Obviously, I can have no idea about why K.P. keeps his hair the way he does, and I cannot know to what degrees he loves or loathes himself. But I can speak beyond K.P., to "Standard Operating Procedure" regarding repeat offender rapists. And I don't know if K.P. is one of those. I just know he sexually assaulted a woman, and that since he's been caught, he has expressed much more concern about himself, detailing the consequences on him, than he has on the consequences of his actions on the woman he assaulted. And, for me, that is grossly antifeminist and antiwoman, which is to say, inhumane.

E.E. wrote:
While the change in hairstyles could be a simple result of the change of seasons, I couldn't help but think about the women who, after suffering from an assault or incidents of domestic violence, pull out their own hair and eyebrows. From there my thoughts drifted to the primarily young women who take up the practice of cutting themselves. Is it possible that Payne could be that self-loathing? You wouldn't know it from reading his blog or watching his videos.


My response to the above is this:

I don't think that's it. Honestly. I have known women who pull out their hair, carry great shame about it, and generally don't want to talk about it with anyone. No men that I know of have been compulsive hair-pullers(to my knowledge).

A man, especially a very privileged white man, who sexually assaults a woman and gets his hair cut, well, that's well within S.O.P. for assaulters. I see this as a year-round phenomenon, not one related to it being summer or winter. I'm not critical of E.E.'s thought process per se; I can relate very much to the way her mind works--one thought leading to various associations, and then on to others.

I guess, using that same process, I am speaking out about where my mind goes when I hear about men who have sexually preyed on a woman or women, who also change their hairstyles. I have seen many TV programs (mostly the evening news) that show one photo of a wanted man (not necessarily, and usually not, a rapist) followed by the mugshot when he's caught. (And we know most sexual assaulters of girls and women are not caught.)

What strikes me again and again is this: men cutting off our hair, or growing it out, or growing a moustache, or cutting it off, or doing the same with a beard, or changing appearance in any number of other ways, such as dying one's hair, gaining or losing weight, wearing unusual clothes (for the particular man), affecting a different accent or speech pattern, adding or removing a scar, moving to another part of the country, etc, is, for me, unambiguously a strategy for single-time offenders (or re-offenders) to more readily "get away" with committing more crimes against (too often women's) humanity. If Kyle grows out and dyes his hair, and grows in and dyes facial hair, he can appear very different from the photo that has made the rounds online, one of himself that he originally posted; in white lingo, that image is of a man who is "clean cut." This is one way to have status and cred among, for example, potential employers, in the racist/classist society I live in.

Kyle's "clean cut" look would work in his favor both in terms of him being placed in the position of RA, and in the lighter level of sentencing he got, regarding time in jail (not prison).

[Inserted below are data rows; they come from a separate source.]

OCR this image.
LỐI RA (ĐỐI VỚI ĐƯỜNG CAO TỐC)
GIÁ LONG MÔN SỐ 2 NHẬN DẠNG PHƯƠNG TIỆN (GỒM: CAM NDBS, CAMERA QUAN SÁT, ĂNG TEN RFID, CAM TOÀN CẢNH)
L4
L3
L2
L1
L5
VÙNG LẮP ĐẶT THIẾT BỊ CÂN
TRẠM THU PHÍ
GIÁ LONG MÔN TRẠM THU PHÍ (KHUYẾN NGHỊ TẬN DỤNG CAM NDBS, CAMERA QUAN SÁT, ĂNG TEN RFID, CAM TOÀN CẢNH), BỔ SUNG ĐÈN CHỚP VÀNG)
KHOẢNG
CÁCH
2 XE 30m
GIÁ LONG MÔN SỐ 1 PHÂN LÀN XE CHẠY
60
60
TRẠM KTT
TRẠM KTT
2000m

In fact, I think it is worth noting what Kyle Payne chooses to look like in the near future, once he is released from jail, especially given that he won't be on any sex offender registry list.

Cutting to the chase: I do not believe Kyle Payne cut his hair as a compulsive expression of self-loathing.

Payne has not demonstrated any self-loathing, in my opinion. Also, many women I know dislike themselves, some intensely. They don't necessarily pull out or cut their hair, compulsively or otherwise.

Kyle, to me, is not self-hating. He's self-absorbed. Big difference: the first makes him dangerous to himself, the second makes him dangerous to others.

Hence the case itself and his on-going determination to have a good life.